在生态觉醒与民族生态保护层面,周教授认为近代生态环境的破坏及后果,让传统社会时期就产生的植树造林、保护农业等蒙昧的环境保护意识更加受到重视。虽然很多官民面对生态灾患时产生的忧患意识及采取植树、护林、护堤、护坝的措施,未必具有生态保护的主观意识,也不可能上升到环境保护的高度,但在客观上却起到了保护生态环境的效果,并对民国政府实业造林的施政决策产生了积极影响,各地掀起了植树造林的热潮。
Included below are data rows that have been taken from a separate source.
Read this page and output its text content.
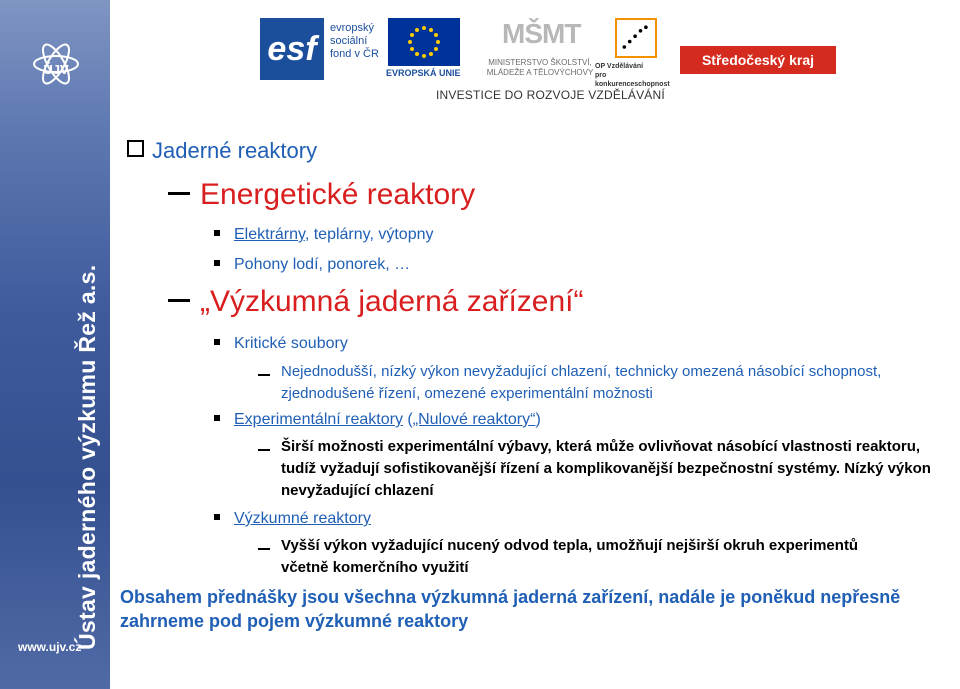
ÚJV
Ústav jaderného výzkumu Řež a.s.
www.ujv.cz
esf
evropský
sociální
fond v ČR
EVROPSKÁ UNIE
MŠMT
MINISTERSTVO ŠKOLSTVÍ,
MLÁDEŽE A TĚLOVÝCHOVY
OP Vzdělávání
pro konkurenceschopnost
Středočeský kraj
INVESTICE DO ROZVOJE VZDĚLÁVÁNÍ
Jaderné reaktory
Energetické reaktory
Elektrárny, teplárny, výtopny
Pohony lodí, ponorek, …
„Výzkumná jaderná zařízení“
Kritické soubory
Nejednodušší, nízký výkon nevyžadující chlazení, technicky omezená násobící schopnost, zjednodušené řízení, omezené experimentální možnosti
Experimentální reaktory („Nulové reaktory“)
Širší možnosti experimentální výbavy, která může ovlivňovat násobící vlastnosti reaktoru, tudíž vyžadují sofistikovanější řízení a komplikovanější bezpečnostní systémy. Nízký výkon nevyžadující chlazení
Výzkumné reaktory
Vyšší výkon vyžadující nucený odvod tepla, umožňují nejširší okruh experimentů včetně komerčního využití
Obsahem přednášky jsou všechna výzkumná jaderná zařízení, nadále je poněkud nepřesně zahrneme pod pojem výzkumné reaktory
这种由传统社会延续并发展起来的“近代生态觉醒”,在西南地区也表现得较为突出。

然后,周教授以自然演替史的转向为重点,提出在传统时期的环境演替中,人为与自然原因导致的破坏力度及强度,因时间及区域的不同有所差异,但二者的影响多是此起彼伏的状态,即便部分区域、时段因一方较强导致区域环境的惑化,但影响区域依旧是有限的。近代因科技力量的介入表现出人为力量过强,打破、扭转甚至中断了自然演替的态势,且政治、经济、军事、思想文化与科技的合力,更加深广地影响了生态环境变迁史的走向。
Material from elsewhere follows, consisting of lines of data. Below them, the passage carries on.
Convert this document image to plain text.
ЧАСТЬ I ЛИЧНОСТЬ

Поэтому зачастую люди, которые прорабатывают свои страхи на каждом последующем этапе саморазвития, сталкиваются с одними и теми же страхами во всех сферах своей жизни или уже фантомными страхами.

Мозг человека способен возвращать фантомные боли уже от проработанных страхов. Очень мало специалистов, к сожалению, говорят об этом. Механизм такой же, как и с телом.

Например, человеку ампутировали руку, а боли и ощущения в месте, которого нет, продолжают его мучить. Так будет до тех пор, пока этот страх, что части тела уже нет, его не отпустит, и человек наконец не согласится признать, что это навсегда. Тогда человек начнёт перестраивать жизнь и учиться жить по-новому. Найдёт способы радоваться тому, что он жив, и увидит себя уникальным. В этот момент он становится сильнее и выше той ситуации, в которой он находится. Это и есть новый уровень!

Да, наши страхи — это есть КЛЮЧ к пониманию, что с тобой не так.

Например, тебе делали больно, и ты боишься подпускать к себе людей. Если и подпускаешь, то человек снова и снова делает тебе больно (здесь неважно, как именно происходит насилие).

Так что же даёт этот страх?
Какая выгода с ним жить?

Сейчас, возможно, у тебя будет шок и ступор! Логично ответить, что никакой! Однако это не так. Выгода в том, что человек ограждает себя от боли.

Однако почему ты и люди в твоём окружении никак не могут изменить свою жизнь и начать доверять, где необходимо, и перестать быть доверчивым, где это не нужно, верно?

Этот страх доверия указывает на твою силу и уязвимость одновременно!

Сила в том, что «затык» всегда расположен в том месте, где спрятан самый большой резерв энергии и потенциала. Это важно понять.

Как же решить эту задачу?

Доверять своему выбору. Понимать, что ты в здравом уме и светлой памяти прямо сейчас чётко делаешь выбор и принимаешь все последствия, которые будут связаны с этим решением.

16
最后,周琼教授进行了总结,指出:一、双刃剑生态效应普遍存在。近代生态及环境的变迁呈现出了多层面向,近代科技在加大环境破坏力度的同时,也被运用到环境修复及保护的工程中。近代科技的环境影响呈现出双刃剑效应,也展现了人为力量的生态智慧曙光。人类的环境认知及其制度、思想及文化、生产及生活模式、科技运用方式等的抉择,对环境状况及其演替格局的干扰力度,在某些时期及地区远远超过了自然的力量,善用并规范新科技的使用,应成为环境规划的要务。二、生态效应的转换。人为力量尤其是科技力量对特殊环境影响的积极与消极面向,在一定阶段的技术时空范畴内,是可以相互转化的。三、有效的环境管理制度及监督的必要性。周琼教授从近代环境演替系列的诸多转折面出发,提出环境制度及其管理、监督的缺陷是显而易见的,给本土生态系统及生物多样性特点带来的危害也是空前的,引发了系列环境问题及生态危机。

对入侵物种进行生态监督及预警,发挥生态管理制度的多元化协调功能,恢复、建立稳定的生态疆界,重视本土生态系统的恢复及保护,才能防范生物灾害于未然,更长久地保持生物多样性的优势及其生态服务功能,变生物跨界流动的劣势为优势。这就是近代西南环境变迁史对当前生态文明建设的资鉴价值之所在。本土生态安全及屏障的地位与作用,凸显了恢复生态边疆的现实诉求的合理性及必要性。

周琼教授认为,环境史在当今历史研究的重要性不言而喻,学界应该对历史上的环境变迁予以关注并进行系统深入的研究,让环境史尤其是少数民族地区的环境史这一充满魅力的学术领域绽放出应有的光彩。